ILUSTRAR A WILDE. A good woman es una de esas películas de inequívoco sabor británico que de vez en cuando tiñen la cartelera de una nostalgia indefinida por tiempos lejanos y presumiblemente mejores. Poco importa en este caso que la mayor parte del elenco sea estadounidense y que la acción se desplace hasta los no tan felices años treinta: lo sustantivo del cine de época permanece en esta revisitación de
El abanico de Lady Windermere, la famosa obra de Wilde. De hecho, la película de Mike Barker se ciñe al modelo instaurado por Kenneth Branagh para cierto tipo de cine que, en lugar de adaptar el texto original, prefiere ilustrarlo con especial atención al detalle y escrúpulo descriptivo. En ese sentido, la reconstrucción de Barker no dista mucho de los filmes de Ivory, en los que la profusión ornamental actúa a menudo como metonimia de un relativo vacío argumental. Se diría, pues, que el realizador desplaza la atención desde la anécdota hasta la representación del decorado en que se desarrolla la acción.

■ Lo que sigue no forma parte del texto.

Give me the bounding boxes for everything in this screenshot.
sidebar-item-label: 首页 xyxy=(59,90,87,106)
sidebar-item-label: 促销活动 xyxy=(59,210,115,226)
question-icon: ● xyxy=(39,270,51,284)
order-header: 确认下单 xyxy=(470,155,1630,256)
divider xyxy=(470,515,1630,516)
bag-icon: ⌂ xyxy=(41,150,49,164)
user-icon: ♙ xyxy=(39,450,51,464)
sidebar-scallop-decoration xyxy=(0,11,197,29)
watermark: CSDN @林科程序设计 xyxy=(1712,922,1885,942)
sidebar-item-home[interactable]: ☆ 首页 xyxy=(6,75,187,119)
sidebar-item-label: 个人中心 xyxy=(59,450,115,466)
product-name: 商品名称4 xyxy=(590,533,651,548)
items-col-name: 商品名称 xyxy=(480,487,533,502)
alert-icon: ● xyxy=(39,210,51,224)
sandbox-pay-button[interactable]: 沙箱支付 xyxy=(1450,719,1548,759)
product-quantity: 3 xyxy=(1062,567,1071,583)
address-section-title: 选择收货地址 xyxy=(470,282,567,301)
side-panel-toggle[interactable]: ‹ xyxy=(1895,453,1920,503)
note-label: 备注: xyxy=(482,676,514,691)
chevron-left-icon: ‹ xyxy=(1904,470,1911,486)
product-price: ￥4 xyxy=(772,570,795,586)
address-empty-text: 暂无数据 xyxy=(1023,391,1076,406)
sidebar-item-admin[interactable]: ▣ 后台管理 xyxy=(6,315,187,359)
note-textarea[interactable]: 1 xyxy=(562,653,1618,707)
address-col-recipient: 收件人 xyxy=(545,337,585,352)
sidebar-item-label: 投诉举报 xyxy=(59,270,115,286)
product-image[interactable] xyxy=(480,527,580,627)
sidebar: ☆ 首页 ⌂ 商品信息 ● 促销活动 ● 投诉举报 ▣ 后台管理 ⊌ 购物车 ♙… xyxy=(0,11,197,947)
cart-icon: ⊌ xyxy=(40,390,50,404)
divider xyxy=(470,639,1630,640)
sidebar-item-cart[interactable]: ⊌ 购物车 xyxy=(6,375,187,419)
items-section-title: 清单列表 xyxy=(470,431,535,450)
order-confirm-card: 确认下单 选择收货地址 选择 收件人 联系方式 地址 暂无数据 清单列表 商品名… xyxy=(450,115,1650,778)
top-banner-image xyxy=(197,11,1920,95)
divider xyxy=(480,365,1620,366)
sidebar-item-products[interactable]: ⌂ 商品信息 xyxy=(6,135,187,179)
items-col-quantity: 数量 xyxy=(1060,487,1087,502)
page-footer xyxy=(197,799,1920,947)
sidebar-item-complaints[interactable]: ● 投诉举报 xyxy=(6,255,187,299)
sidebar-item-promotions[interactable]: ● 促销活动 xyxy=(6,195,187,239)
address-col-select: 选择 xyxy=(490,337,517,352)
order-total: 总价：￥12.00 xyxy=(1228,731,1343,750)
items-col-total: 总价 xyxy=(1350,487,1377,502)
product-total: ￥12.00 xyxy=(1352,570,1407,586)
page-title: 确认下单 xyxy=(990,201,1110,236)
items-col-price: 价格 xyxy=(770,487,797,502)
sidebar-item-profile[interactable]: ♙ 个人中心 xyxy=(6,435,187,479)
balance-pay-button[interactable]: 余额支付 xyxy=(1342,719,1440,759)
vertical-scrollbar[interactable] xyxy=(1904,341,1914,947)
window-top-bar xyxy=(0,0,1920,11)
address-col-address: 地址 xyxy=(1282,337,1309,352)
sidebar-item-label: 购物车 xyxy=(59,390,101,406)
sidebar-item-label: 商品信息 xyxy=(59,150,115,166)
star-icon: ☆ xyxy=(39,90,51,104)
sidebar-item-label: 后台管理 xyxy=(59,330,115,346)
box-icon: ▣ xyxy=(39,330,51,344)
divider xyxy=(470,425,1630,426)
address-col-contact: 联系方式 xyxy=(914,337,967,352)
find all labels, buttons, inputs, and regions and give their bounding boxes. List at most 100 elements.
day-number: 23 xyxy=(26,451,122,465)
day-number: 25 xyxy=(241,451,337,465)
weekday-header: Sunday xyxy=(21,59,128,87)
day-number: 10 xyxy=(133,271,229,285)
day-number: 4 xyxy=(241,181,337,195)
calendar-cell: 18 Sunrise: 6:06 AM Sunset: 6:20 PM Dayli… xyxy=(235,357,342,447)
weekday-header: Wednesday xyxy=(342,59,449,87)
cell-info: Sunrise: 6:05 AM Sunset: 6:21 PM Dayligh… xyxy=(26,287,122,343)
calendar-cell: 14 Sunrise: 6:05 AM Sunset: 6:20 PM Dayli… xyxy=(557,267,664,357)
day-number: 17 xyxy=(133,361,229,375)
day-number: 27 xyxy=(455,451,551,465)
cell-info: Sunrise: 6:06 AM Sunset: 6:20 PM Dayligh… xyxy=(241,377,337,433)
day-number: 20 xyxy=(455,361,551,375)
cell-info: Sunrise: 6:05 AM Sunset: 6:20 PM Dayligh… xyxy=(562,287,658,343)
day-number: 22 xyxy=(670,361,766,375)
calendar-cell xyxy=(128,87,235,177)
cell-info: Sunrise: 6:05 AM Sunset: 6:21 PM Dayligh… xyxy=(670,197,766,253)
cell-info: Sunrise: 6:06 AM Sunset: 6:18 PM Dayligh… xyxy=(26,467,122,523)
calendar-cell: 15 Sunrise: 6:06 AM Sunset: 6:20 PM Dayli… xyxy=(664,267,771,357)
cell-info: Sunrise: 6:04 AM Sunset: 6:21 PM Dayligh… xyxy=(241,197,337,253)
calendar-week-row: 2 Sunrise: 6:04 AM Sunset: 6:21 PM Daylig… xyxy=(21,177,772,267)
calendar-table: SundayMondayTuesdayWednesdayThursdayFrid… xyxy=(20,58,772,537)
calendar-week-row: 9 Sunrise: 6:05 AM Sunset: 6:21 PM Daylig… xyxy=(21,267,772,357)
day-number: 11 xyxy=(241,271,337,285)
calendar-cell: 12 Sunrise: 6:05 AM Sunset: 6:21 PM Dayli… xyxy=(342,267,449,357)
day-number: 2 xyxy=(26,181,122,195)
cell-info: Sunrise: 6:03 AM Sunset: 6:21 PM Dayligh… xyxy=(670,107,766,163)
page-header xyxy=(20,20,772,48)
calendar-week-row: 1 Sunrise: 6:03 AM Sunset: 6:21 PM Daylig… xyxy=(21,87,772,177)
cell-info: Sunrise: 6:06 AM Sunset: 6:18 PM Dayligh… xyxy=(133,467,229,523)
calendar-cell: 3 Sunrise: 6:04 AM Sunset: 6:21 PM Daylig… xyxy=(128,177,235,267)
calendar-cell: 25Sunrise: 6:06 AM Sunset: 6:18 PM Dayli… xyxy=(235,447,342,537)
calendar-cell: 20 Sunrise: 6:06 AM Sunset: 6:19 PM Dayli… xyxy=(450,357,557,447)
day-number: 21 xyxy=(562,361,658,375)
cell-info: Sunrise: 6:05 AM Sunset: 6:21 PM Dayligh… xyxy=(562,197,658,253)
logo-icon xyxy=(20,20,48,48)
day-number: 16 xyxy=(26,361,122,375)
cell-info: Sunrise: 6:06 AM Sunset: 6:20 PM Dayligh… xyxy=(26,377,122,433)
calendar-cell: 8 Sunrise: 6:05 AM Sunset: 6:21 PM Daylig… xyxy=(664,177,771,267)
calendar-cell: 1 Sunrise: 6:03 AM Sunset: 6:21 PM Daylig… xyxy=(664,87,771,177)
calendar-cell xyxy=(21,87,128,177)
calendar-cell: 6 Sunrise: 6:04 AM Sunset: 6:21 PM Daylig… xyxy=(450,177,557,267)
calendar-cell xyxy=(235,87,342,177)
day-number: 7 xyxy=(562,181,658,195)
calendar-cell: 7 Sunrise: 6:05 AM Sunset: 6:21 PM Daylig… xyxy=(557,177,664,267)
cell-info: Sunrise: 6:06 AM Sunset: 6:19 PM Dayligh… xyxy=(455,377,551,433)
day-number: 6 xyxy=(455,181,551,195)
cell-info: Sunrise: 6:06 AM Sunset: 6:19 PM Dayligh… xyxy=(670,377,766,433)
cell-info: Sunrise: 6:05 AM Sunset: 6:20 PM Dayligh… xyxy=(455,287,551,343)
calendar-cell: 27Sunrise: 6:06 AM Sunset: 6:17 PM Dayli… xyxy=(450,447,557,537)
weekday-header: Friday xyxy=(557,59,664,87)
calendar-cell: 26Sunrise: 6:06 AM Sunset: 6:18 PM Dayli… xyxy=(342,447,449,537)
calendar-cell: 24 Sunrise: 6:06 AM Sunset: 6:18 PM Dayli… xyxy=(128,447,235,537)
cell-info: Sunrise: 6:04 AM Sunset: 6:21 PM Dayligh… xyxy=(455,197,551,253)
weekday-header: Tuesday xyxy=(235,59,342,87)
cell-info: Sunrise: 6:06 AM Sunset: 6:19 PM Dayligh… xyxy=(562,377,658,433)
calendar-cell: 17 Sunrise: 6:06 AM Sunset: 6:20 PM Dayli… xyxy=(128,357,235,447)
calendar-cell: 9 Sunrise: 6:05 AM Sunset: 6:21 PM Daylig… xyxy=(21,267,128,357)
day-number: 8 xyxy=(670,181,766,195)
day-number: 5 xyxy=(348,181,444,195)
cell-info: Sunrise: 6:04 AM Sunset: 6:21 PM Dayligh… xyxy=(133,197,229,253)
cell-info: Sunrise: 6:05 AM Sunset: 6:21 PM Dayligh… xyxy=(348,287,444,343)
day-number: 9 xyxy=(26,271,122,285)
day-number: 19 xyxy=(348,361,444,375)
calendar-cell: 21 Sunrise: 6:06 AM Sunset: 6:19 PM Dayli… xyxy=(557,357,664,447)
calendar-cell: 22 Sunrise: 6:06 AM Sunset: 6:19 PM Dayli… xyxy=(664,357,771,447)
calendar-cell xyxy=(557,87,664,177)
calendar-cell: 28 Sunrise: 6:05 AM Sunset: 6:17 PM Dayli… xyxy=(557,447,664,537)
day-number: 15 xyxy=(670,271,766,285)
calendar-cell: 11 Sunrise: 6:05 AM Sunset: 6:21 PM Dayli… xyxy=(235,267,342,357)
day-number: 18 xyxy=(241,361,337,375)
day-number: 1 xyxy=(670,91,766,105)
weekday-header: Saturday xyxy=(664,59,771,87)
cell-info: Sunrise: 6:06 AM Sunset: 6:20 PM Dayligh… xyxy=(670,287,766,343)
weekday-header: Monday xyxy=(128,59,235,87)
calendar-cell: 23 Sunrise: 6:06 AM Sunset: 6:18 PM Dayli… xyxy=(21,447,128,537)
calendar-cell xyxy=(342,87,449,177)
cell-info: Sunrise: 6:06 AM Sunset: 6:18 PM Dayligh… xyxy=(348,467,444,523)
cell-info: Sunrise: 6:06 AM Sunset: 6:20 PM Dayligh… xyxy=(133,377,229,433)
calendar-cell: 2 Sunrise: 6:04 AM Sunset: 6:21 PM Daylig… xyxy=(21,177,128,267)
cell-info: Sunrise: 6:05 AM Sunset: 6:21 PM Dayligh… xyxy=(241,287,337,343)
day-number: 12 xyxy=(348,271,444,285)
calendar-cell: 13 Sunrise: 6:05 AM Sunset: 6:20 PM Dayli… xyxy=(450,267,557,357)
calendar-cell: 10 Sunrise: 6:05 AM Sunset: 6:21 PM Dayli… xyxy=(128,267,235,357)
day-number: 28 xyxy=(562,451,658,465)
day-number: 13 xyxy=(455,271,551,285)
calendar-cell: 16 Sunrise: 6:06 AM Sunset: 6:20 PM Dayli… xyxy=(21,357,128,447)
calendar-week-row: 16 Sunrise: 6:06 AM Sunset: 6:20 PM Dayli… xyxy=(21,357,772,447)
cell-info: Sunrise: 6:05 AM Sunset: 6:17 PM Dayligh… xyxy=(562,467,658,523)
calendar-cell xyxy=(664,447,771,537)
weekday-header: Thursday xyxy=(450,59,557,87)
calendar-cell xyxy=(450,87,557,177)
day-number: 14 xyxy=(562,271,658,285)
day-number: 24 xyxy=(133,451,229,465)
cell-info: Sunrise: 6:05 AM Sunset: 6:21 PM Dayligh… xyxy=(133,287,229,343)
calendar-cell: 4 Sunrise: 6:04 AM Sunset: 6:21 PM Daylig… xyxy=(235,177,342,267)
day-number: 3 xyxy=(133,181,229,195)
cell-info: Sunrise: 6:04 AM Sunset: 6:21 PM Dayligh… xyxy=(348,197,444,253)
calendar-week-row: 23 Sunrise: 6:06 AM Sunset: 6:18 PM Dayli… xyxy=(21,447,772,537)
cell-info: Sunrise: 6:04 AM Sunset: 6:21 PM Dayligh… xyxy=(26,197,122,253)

Esta tipología fílmica suele descalificarse atendiendo a la escasa vigencia de los temas planteados y a la reproducción de los parámetros formales de un caduco cine «de qualité». Sin embargo, reducir un subgénero cinematográfico a una ecuación crítica le parece a este cronista una actitud poco atinada. De hecho, vista con cierta perspectiva, la excelente
Lo que queda del día es tan representativa del panorama de los años noventa como cualquiera de los filmes sociales de Ken Loach. Y, aunque
A good woman no tiene el poso ideológico de los mejores filmes de Ivory, es un digno exponente de una tendencia fílmica que muchas veces se ha pretendido liquidar con argumentos de escaso fuste. Lo mejor de
A good woman se corresponde, por tanto, con sus cualidades «externas», como la atmósfera italiana del relato, el delicuescente cromatismo de algunas escenas o un cierto tono distanciado que se corresponde con la liviandad de la narración (véase al respecto la estupenda secuencia del teatro, donde escuchamos los variopintos rumores de los asistentes). Menos interesante es la vertiente literaria del filme, que se muestra excesivamente limitado por el ingenio de un Wilde capaz de condensar un aforismo en cada frase. Este modo de dicción, que puede otorgar dinamismo a las réplicas de una obra teatral, suena demasiado artificioso en su transposición fílmica. No en vano, las constantes divagaciones sobre el amor acaban provocando cierto hastío y distrayendo al espectador de la muy tenue trama reflejada. Por último, buena parte del valor de la función reside en la labor de los actores, desde un sobrio Tom Wilkinson a una enérgica Helen Hunt, pasando por una desangelada Scarlett Johanson, que parece haberse dejado el talento que exhibió en
Lost in Translation y
La joven de la perla en la mesa del carnicero que le ha siliconado los labios al estilo de Mick Jagger.
En suma, pese a las restricciones determinadas por su fuente literaria,
A good woman es un interesante ejercicio de estilo que muestra que ilustrar una obra literaria no equivale a pincharle las alas con alfileres y depositarla en las aburridas hornacinas de la tradición.